I'm 19 and I've been out for about 3 years now. However, for most of my childhood I went to a private Christian school. I made some of the best friends of my life there but they're all straight! =P
I've tried meeting people online but usually it just ends up that really weird or OLDER guys respond to me. The hot, ripped, muscular guys I'm attracted to usually don't feel the same about me. I've always thought that if I lost weight I'd have better prospects, I'm not obscenely obese but I do have a bit of a gut which I'd love to get rid of...
I guess I've just gotten frustrated. I've met a few guys at different events and made a few friends and I've even had my heart broken too, still, I've never experienced a relationship. I know there must be some guy out there that meets my standards, who's not just looking for sex, and finds something attractive about me. But, I'm just not finding him.

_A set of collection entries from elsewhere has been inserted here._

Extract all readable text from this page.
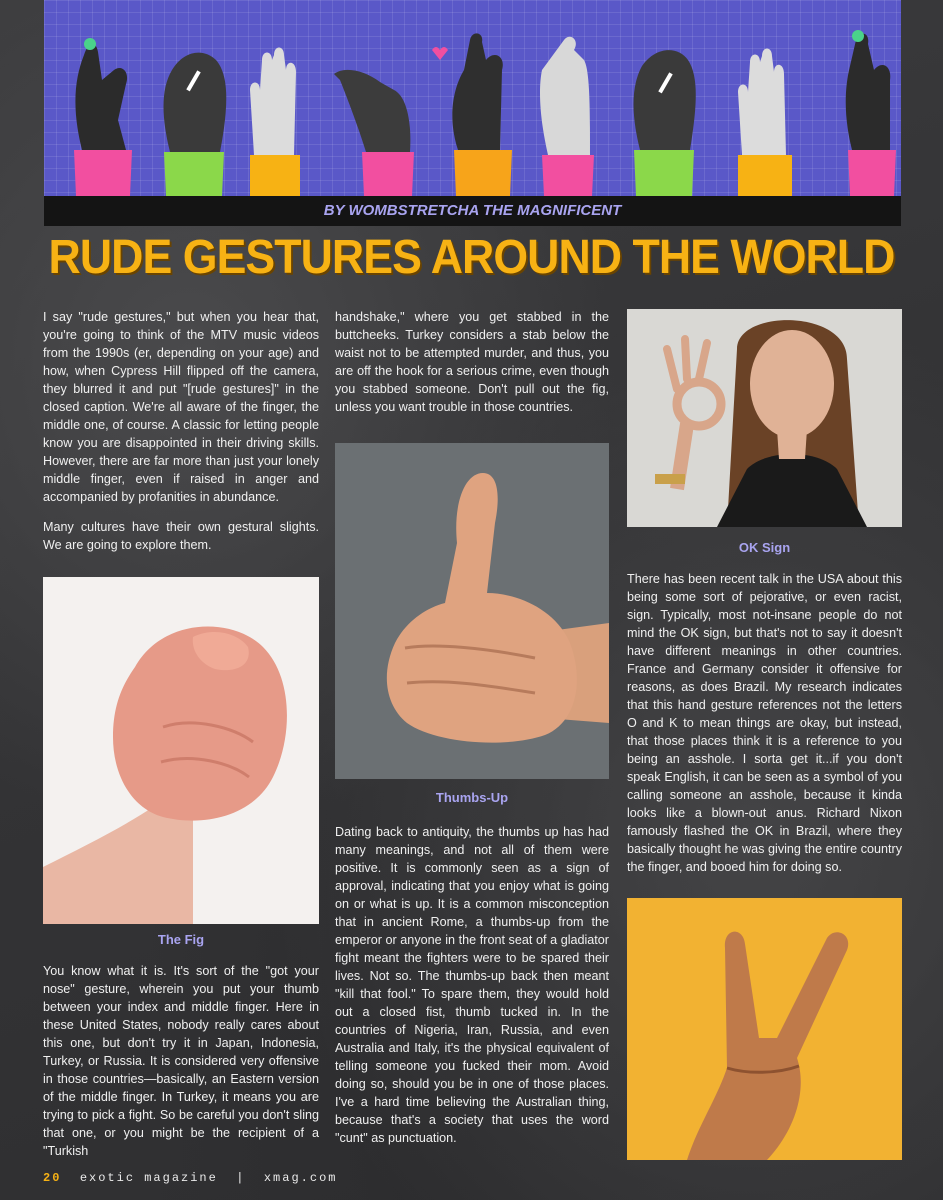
BY WOMBSTRETCHA THE MAGNIFICENT
RUDE GESTURES AROUND THE WORLD

I say "rude gestures," but when you hear that, you're going to think of the MTV music videos from the 1990s (er, depending on your age) and how, when Cypress Hill flipped off the camera, they blurred it and put "[rude gestures]" in the closed caption. We're all aware of the finger, the middle one, of course. A classic for letting people know you are disappointed in their driving skills. However, there are far more than just your lonely middle finger, even if raised in anger and accompanied by profanities in abundance.

Many cultures have their own gestural slights. We are going to explore them.

The Fig

You know what it is. It's sort of the "got your nose" gesture, wherein you put your thumb between your index and middle finger. Here in these United States, nobody really cares about this one, but don't try it in Japan, Indonesia, Turkey, or Russia. It is considered very offensive in those countries—basically, an Eastern version of the middle finger. In Turkey, it means you are trying to pick a fight. So be careful you don't sling that one, or you might be the recipient of a "Turkish

handshake," where you get stabbed in the buttcheeks. Turkey considers a stab below the waist not to be attempted murder, and thus, you are off the hook for a serious crime, even though you stabbed someone. Don't pull out the fig, unless you want trouble in those countries.

Thumbs-Up

Dating back to antiquity, the thumbs up has had many meanings, and not all of them were positive. It is commonly seen as a sign of approval, indicating that you enjoy what is going on or what is up. It is a common misconception that in ancient Rome, a thumbs-up from the emperor or anyone in the front seat of a gladiator fight meant the fighters were to be spared their lives. Not so. The thumbs-up back then meant "kill that fool." To spare them, they would hold out a closed fist, thumb tucked in. In the countries of Nigeria, Iran, Russia, and even Australia and Italy, it's the physical equivalent of telling someone you fucked their mom. Avoid doing so, should you be in one of those places. I've a hard time believing the Australian thing, because that's a society that uses the word "cunt" as punctuation.

OK Sign

There has been recent talk in the USA about this being some sort of pejorative, or even racist, sign. Typically, most not-insane people do not mind the OK sign, but that's not to say it doesn't have different meanings in other countries. France and Germany consider it offensive for reasons, as does Brazil. My research indicates that this hand gesture references not the letters O and K to mean things are okay, but instead, that those places think it is a reference to you being an asshole. I sorta get it...if you don't speak English, it can be seen as a symbol of you calling someone an asshole, because it kinda looks like a blown-out anus. Richard Nixon famously flashed the OK in Brazil, where they basically thought he was giving the entire country the finger, and booed him for doing so.

20 exotic magazine | xmag.com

It would also just be nice to have any gay friends for that matter that I could really connect with. I have about 4 close gay friends, but one is 26 and has a professional job so I don't get to see him that much. The other three I've met online, and although I do talk to them on the phone it's not the same as being able to hang out with and talk to someone in person.
I'm too young to go to bars so I don't really know to meet people. I've go to the Gay Community Center in Baltimore a few times, perhaps I didn't give that much of a chance, but it just didn't seem to have people I could relate to and connect with. I'd definitely go back though.
I just feel like I'm in a rut... I'm kinda shy around new people and don't know how to strike up conversations with people I don't know. Also, besides doing it online, I don't know where else to meet prospective guys who could be friends or something more if thats meant to be. I'm just sick of being ALONE...
Any advice anyone has would certainly be welcome!